Tuesday, June 7, 2011

Why I hate AC

It is over 100 degrees Fahrenheit (37 degrees Celsius) here in Summer Town and predicted to be so for the next week or so.  Yet for some unknown reason, our office building has the AC set at 65 degrees Fahrenheit (18 Celsius).  I realize that not everyone like the heat as much as I do (90 + ahlan wa sahlan).  But I now have a cold, even though it is 100 degrees out, and I blame this entirely on the temperature change.  I am also subject to odd looks from the Starbucks cashiers/customers when I am the only person ordering a hot drink because I am freezing in my office.  Needless to say, extra motivation to sleep when you need to be grading homework drills is not needed.  Nor is feeling crappy and sniffling while teaching.

Actually, there are many other reasons why I hate AC.  I grew up in a hot and humid climate without it (our house was old) and got used to using fans and open windows and sleeping on the porch to cool off instead.  AC makes the air feel stuffy to me*, and I just want to open all the windows, or turn on the fan, or just be able to smell the air.

To make things worse, the apartment I'm subletting doesn't really have windows I can open.  Stuffy AC is definitely better than no circulation, so I have to use it here too.  I have it set at the much more reasonable temperature of 85, but it is still annoying.

Okay, back to sniffling and grading.

*Heat also makes the air stuffy, but I hate being cold.  

2 comments:

  1. I feel you.

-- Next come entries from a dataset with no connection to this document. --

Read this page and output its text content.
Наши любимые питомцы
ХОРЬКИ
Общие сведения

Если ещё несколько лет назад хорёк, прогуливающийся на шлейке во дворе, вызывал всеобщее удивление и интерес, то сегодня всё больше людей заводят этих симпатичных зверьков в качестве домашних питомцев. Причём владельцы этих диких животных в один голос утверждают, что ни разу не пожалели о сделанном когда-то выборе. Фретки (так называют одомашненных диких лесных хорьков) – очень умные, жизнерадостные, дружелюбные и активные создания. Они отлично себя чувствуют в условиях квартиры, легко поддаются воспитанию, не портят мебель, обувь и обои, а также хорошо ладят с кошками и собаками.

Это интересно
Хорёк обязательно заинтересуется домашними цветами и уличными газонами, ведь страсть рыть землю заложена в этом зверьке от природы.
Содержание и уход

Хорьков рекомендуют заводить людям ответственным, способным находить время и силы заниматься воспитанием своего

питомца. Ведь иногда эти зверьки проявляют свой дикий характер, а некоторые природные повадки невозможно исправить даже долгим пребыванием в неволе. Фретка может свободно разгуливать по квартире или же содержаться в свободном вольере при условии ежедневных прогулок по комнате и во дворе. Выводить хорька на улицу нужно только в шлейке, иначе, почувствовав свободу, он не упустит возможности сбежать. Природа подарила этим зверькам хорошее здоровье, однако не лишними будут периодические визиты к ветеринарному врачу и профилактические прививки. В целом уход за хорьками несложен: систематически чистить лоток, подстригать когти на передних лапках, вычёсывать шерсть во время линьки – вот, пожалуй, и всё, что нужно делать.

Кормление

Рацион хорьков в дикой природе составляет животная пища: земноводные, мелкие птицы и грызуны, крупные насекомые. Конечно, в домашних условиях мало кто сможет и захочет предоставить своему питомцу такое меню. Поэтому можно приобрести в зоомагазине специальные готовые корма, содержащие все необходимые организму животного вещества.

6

It's hard to imagine right now, but in fact the residents of Summer Town are generally maniacs about climate control in general. Winters aren't generally very harsh at all there, and yet people frantically dial up their heating as soon as a pleasant briskness develops in the air. I remember visiting a friend's house there in a very mild winter, and almost dying when I walked in: she had her thermostat set UP TO 85. When I asked why the hell she would do such a thing, she said, "But it's COLD out now!" like she was living in the Arctic.